Promptly after Jewish Community Foundation learned it had lost its $18 million investment with Bernard L. Madoff Investment Securities, the nonprofit that manages the funds of some of Los Angeles Jewry’s blue-blood nonprofits created a special committee to investigate itself. The special committee reported today that the foundation did nothing wrong.
“The Special Committee’s work was exhaustive and subjected the Jewish Community Foundation to unprecedented levels of self-scrutiny and self-examination into the massive fraud perpetrated upon our institution and other innocent investors,” Marvin I. Schotland, president and CEO, said in a statement. “We undertook this comprehensive effort and release this summary of findings out of an unwavering commitment to continuing disclosure and accountability that we have stressed since the outset of these events.”

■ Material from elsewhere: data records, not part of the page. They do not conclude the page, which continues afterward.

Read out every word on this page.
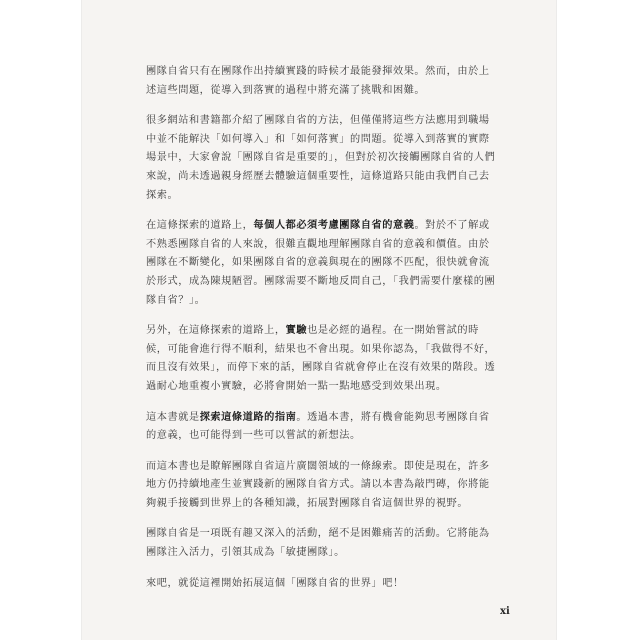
團隊自省只有在團隊作出持續實踐的時候才最能發揮效果。然而，由於上述這些問題，從導入到落實的過程中將充滿了挑戰和困難。

很多網站和書籍都介紹了團隊自省的方法，但僅僅將這些方法應用到職場中並不能解決「如何導入」和「如何落實」的問題。從導入到落實的實際場景中，大家會說「團隊自省是重要的」，但對於初次接觸團隊自省的人們來說，尚未透過親身經歷去體驗這個重要性，這條道路只能由我們自己去探索。

在這條探索的道路上，每個人都必須考慮團隊自省的意義。對於不了解或不熟悉團隊自省的人來說，很難直觀地理解團隊自省的意義和價值。由於團隊在不斷變化，如果團隊自省的意義與現在的團隊不匹配，很快就會流於形式，成為陳規陋習。團隊需要不斷地反問自己，「我們需要什麼樣的團隊自省？」。

另外，在這條探索的道路上，實驗也是必經的過程。在一開始嘗試的時候，可能會進行得不順利，結果也不會出現。如果你認為，「我做得不好，而且沒有效果」，而停下來的話，團隊自省就會停止在沒有效果的階段。透過耐心地重複小實驗，必將會開始一點一點地感受到效果出現。

這本書就是探索這條道路的指南。透過本書，將有機會能夠思考團隊自省的意義，也可能得到一些可以嘗試的新想法。

而這本書也是瞭解團隊自省這片廣闊領域的一條線索。即使是現在，許多地方仍持續地產生並實踐新的團隊自省方式。請以本書為敲門磚，你將能夠親手接觸到世界上的各種知識，拓展對團隊自省這個世界的視野。

團隊自省是一項既有趣又深入的活動，絕不是困難痛苦的活動。它將能為團隊注入活力，引領其成為「敏捷團隊」。

來吧，就從這裡開始拓展這個「團隊自省的世界」吧！

xi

Opportunities to recover funds, short of possibly up to $500,000 from the Securities Investment Protection Corporation, appear minimal. The committee’s nine recommendations concern investment-vote approval and general governance. Such as No. 5: “Investment of CIP [common investment pool] assets in funds managed by or affiliated with Investment Committee members shall be prohibited.”
Surprisingly, that wasn’t previously one of the committee’s policies. However, the Jewish Community Foundation’s in-house police reported that “no conflicts of interests or special considerations [were] found.” Though David Polak, then chair of the investment committee, invested personally with Madoff and recommended the common investment pool do the same, he received no “considerations or favors.” Neither, the committee reported, did the two other foundation board members who invested with Madoff.
This was not the case for J. Ezra Merkin and Stanley Chais.